Tuesday, October 13, 2015


This is coolbert:

War and conflict always having to be understood as consisting of three distinct stages:

1. What led up to the war. 2. The actual mortal combat. The fighting of the war itself. 3. What occurred in the aftermath of the war.

Here from a most recent edition of the BBC "History" magazine an extract from an article, the death and destruction as associated with the Second World War continuing even after German surrender:

"THE WAR WITHOUT AN END", "Postwar savagery"

"The political and ethnic tensions and urge for revenge that smoldered during the Second World War erupted after German surrender."


"Fatal revenge"

A. "At the end of the war, 6-8 million foreign forced labourers were set free within Germany. Over the following months they ran amok, looting shops and taking revenge on civilians."

Forced laborers of all nationalities and as you well might imagine treated in an inhumane manner during their time of captivity.

B. "Some 12 million ethnic Germans were expelled form other parts of Europe and forced to travel to Germany."

Some authorities claim that number of ethnic Germans expelled from all over Eastern Europe at least 15 million, with as many as 2 million perishing from all causes during the journey to Germany proper.


"Resistance is volatile"

"After the liberation of both countries, 10,000 collaborators in France and 20,000 Fascists in Italy were summarily executed. Resistance movements refused to give up their weapons . . . Law and order was restored only by employing draconian measures such as mass arrests."


"The price of liberation."

"By the end of the war the red Army 'liberated' Lithuanian, Latvia and Estonia and subsumed those countries into the Soviet Union. The populations regard this action as a new occupation, and hundreds of thousands took to the forests from where they waged a guerrilla war against Soviet troops."
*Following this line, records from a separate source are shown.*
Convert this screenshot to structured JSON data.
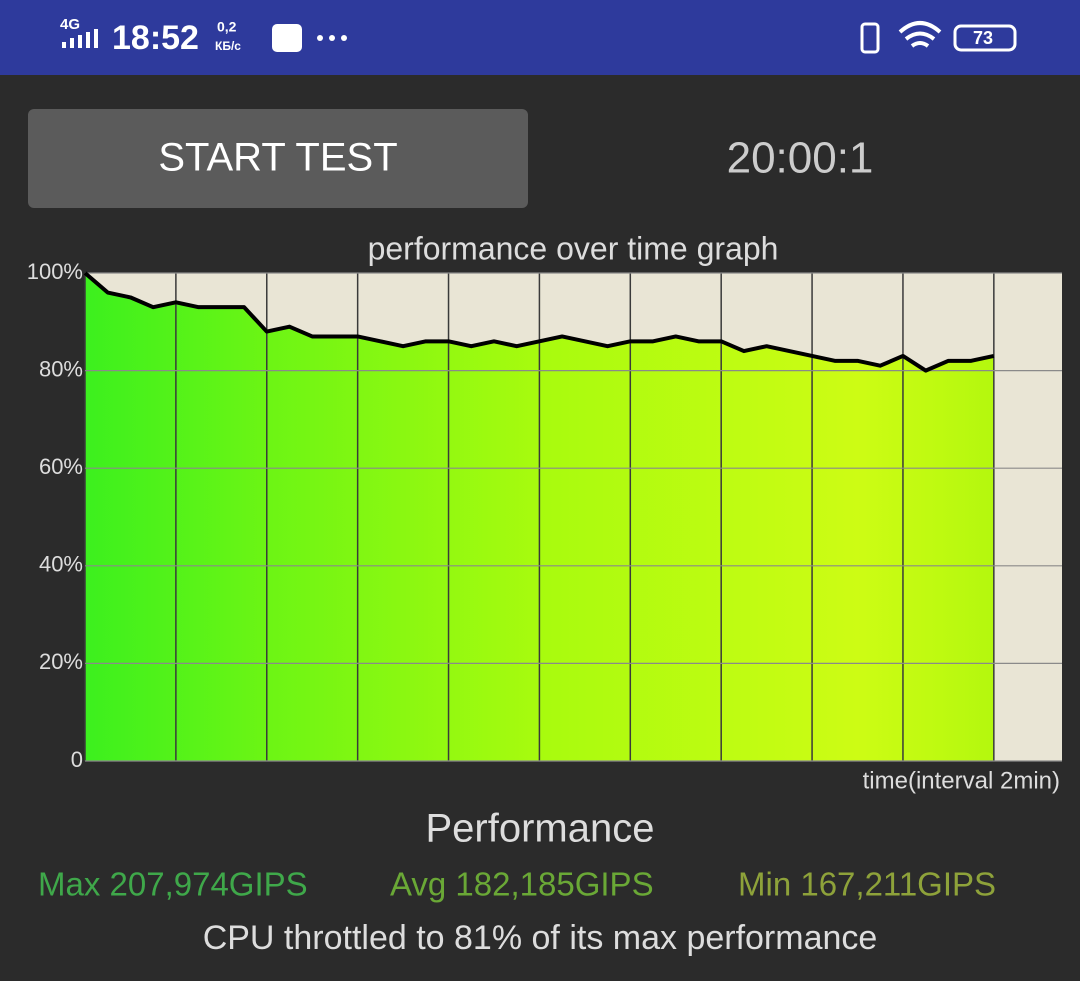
{
  "status_bar": {
    "network": "4G",
    "time": "18:52",
    "speed": "0,2",
    "speed_unit": "КБ/с",
    "battery": "73"
  },
  "controls": {
    "button": "START TEST",
    "timer": "20:00:1"
  },
  "chart_data": {
    "type": "area",
    "title": "performance over time graph",
    "x_label": "time(interval 2min)",
    "x": [
      0,
      0.5,
      1,
      1.5,
      2,
      2.5,
      3,
      3.5,
      4,
      4.5,
      5,
      5.5,
      6,
      6.5,
      7,
      7.5,
      8,
      8.5,
      9,
      9.5,
      10,
      10.5,
      11,
      11.5,
      12,
      12.5,
      13,
      13.5,
      14,
      14.5,
      15,
      15.5,
      16,
      16.5,
      17,
      17.5,
      18,
      18.5,
      19,
      19.5,
      20
    ],
    "values": [
      100,
      96,
      95,
      93,
      94,
      93,
      93,
      93,
      88,
      89,
      87,
      87,
      87,
      86,
      85,
      86,
      86,
      85,
      86,
      85,
      86,
      87,
      86,
      85,
      86,
      86,
      87,
      86,
      86,
      84,
      85,
      84,
      83,
      82,
      82,
      81,
      83,
      80,
      82,
      82,
      83
    ],
    "color": "#000000",
    "xlim": [
      0,
      21.5
    ],
    "xticks": [
      0,
      2,
      4,
      6,
      8,
      10,
      12,
      14,
      16,
      18,
      20
    ],
    "ylim": [
      0,
      100
    ],
    "yticks": [
      0,
      {
        "value": 20,
        "label": "20%"
      },
      {
        "value": 40,
        "label": "40%"
      },
      {
        "value": 60,
        "label": "60%"
      },
      {
        "value": 80,
        "label": "80%"
      },
      {
        "value": 100,
        "label": "100%"
      }
    ],
    "grid": true
  },
  "stats": {
    "heading": "Performance",
    "max": "Max 207,974GIPS",
    "avg": "Avg 182,185GIPS",
    "min": "Min 167,211GIPS",
    "summary": "CPU throttled to 81% of its max performance"
  }
}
Of the pre-war [1939 population of Lithuania [about 2 million] understand that nearly 800,000 either perishing as casualties of the war or having been whisked off to the GULAG never to return.


"Brutality at the border."

"Between 1944 and 1947 Poles and Ukrainians waged a savage war across their borderlands in which more than 100,000 civilians were slaughtered . . . Eventually the Polish government [communist] resorted to the mass deportation of all Ukrainian speakers from their south-eastern borderlands"


"Mass executions."

"For over a week after the official ceasefire was signed in May 1945, soldiers of the German army continued fighting in Yugoslavia. The were captured in mid-May and slaughtered en masse by Yugoslav Partisans [communists] over the following weeks."

6. "GREECE."

"Descent into civil war."

"Through 1944 into 1945 a breakdown in relations between the British Army and communist partisans in several months of violence.  . . . By 1946 Greece had descended into civil war. It has been estimated that over the next three years around 700,000 people were displaced and up to 150,000 killed."

"Postwar savagery" in these instances confined strictly to Europe. As to the Asiatic theater I might well assume a massive degree of trauma also occurring on a similar scale, perhaps even greater?